Let $\phi:\mathbb R^n \to \mathbb R$ be a twice continuously differentiable function and let
$$L_{\phi}(t,x,\dot x) =\nabla\phi(x)^T\dot x = \sum_i\frac{\partial \phi}{\partial x_i}(x_1,..,x_n)\dot x_i.$$
Let $L:[a,b] \times \mathbb R^n \times \mathbb R^n \to \mathbb R$ another arbitrary $C^1$-Lagrange function.
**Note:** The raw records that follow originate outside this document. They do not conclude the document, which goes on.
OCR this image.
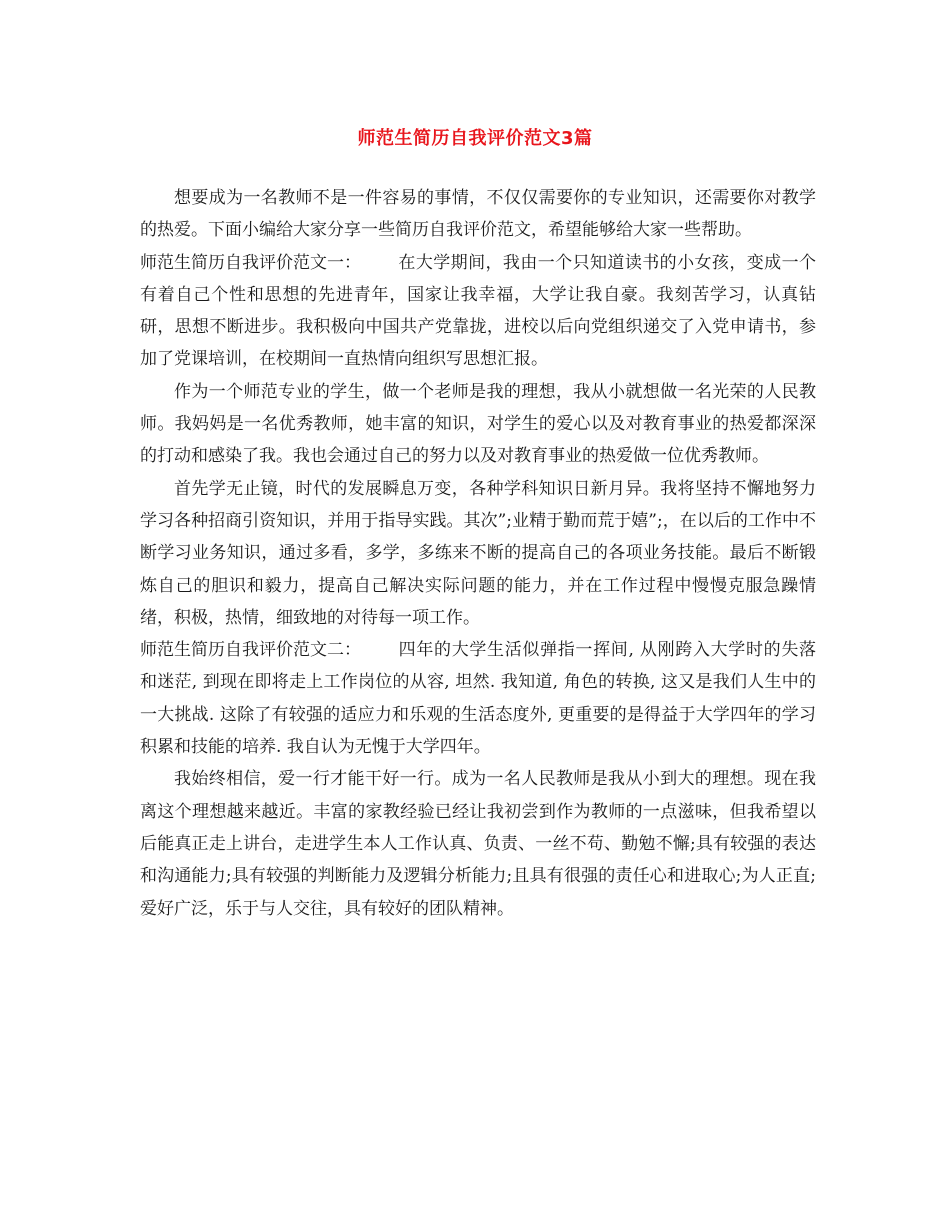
师范生简历自我评价范文3篇

想要成为一名教师不是一件容易的事情，不仅仅需要你的专业知识，还需要你对教学的热爱。下面小编给大家分享一些简历自我评价范文，希望能够给大家一些帮助。

师范生简历自我评价范文一： 在大学期间，我由一个只知道读书的小女孩，变成一个有着自己个性和思想的先进青年，国家让我幸福，大学让我自豪。我刻苦学习，认真钻研，思想不断进步。我积极向中国共产党靠拢，进校以后向党组织递交了入党申请书，参加了党课培训，在校期间一直热情向组织写思想汇报。

作为一个师范专业的学生，做一个老师是我的理想，我从小就想做一名光荣的人民教师。我妈妈是一名优秀教师，她丰富的知识，对学生的爱心以及对教育事业的热爱都深深的打动和感染了我。我也会通过自己的努力以及对教育事业的热爱做一位优秀教师。

首先学无止镜，时代的发展瞬息万变，各种学科知识日新月异。我将坚持不懈地努力学习各种招商引资知识，并用于指导实践。其次”;业精于勤而荒于嬉”;，在以后的工作中不断学习业务知识，通过多看，多学，多练来不断的提高自己的各项业务技能。最后不断锻炼自己的胆识和毅力，提高自己解决实际问题的能力，并在工作过程中慢慢克服急躁情绪，积极，热情，细致地的对待每一项工作。

师范生简历自我评价范文二： 四年的大学生活似弹指一挥间, 从刚跨入大学时的失落和迷茫, 到现在即将走上工作岗位的从容, 坦然. 我知道, 角色的转换, 这又是我们人生中的一大挑战. 这除了有较强的适应力和乐观的生活态度外, 更重要的是得益于大学四年的学习积累和技能的培养. 我自认为无愧于大学四年。

我始终相信，爱一行才能干好一行。成为一名人民教师是我从小到大的理想。现在我离这个理想越来越近。丰富的家教经验已经让我初尝到作为教师的一点滋味，但我希望以后能真正走上讲台，走进学生本人工作认真、负责、一丝不苟、勤勉不懈;具有较强的表达和沟通能力;具有较强的判断能力及逻辑分析能力;且具有很强的责任心和进取心;为人正直;爱好广泛，乐于与人交往，具有较好的团队精神。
How can one show that the Euler-Lagrange-Equations $L$ and $L+L_{\phi}$ have the same solutions?
Best Answer
First, notice$$\begin{align}\left(\frac{\partial}{\partial x_j}-\frac{d}{dt}\frac{\partial}{\partial\dot{x_j}}\right)L_\phi&=\sum_i\left(\frac{\partial^2\phi}{\partial x_i\partial x_j}\dot{x_i}-\frac{d}{dt}\left(\frac{\partial\phi}{\partial x_i}\delta_{ij}\right)\right)\\&=\sum_i\frac{\partial^2\phi}{\partial x_i\partial x_j}\dot{x_i}-\frac{d}{dt}\left(\frac{\partial\phi}{\partial x_j}\right)\\&=0.\end{align}$$So$$\left(\frac{\partial}{\partial x_j}-\frac{d}{dt}\frac{\partial}{\partial\dot{x_j}}\right)(L+L_\phi)-\left(\frac{\partial}{\partial x_j}-\frac{d}{dt}\frac{\partial}{\partial\dot{x_j}}\right)L=\left(\frac{\partial}{\partial x_j}-\frac{d}{dt}\frac{\partial}{\partial\dot{x_j}}\right)L_\phi=0.$$So$$\left(\frac{\partial}{\partial x_j}-\frac{d}{dt}\frac{\partial}{\partial\dot{x_j}}\right)L=0\iff\left(\frac{\partial}{\partial x_j}-\frac{d}{dt}\frac{\partial}{\partial\dot{x_j}}\right)(L+L_\phi)=0,$$i.e. the two systems of ELEs are equivalent.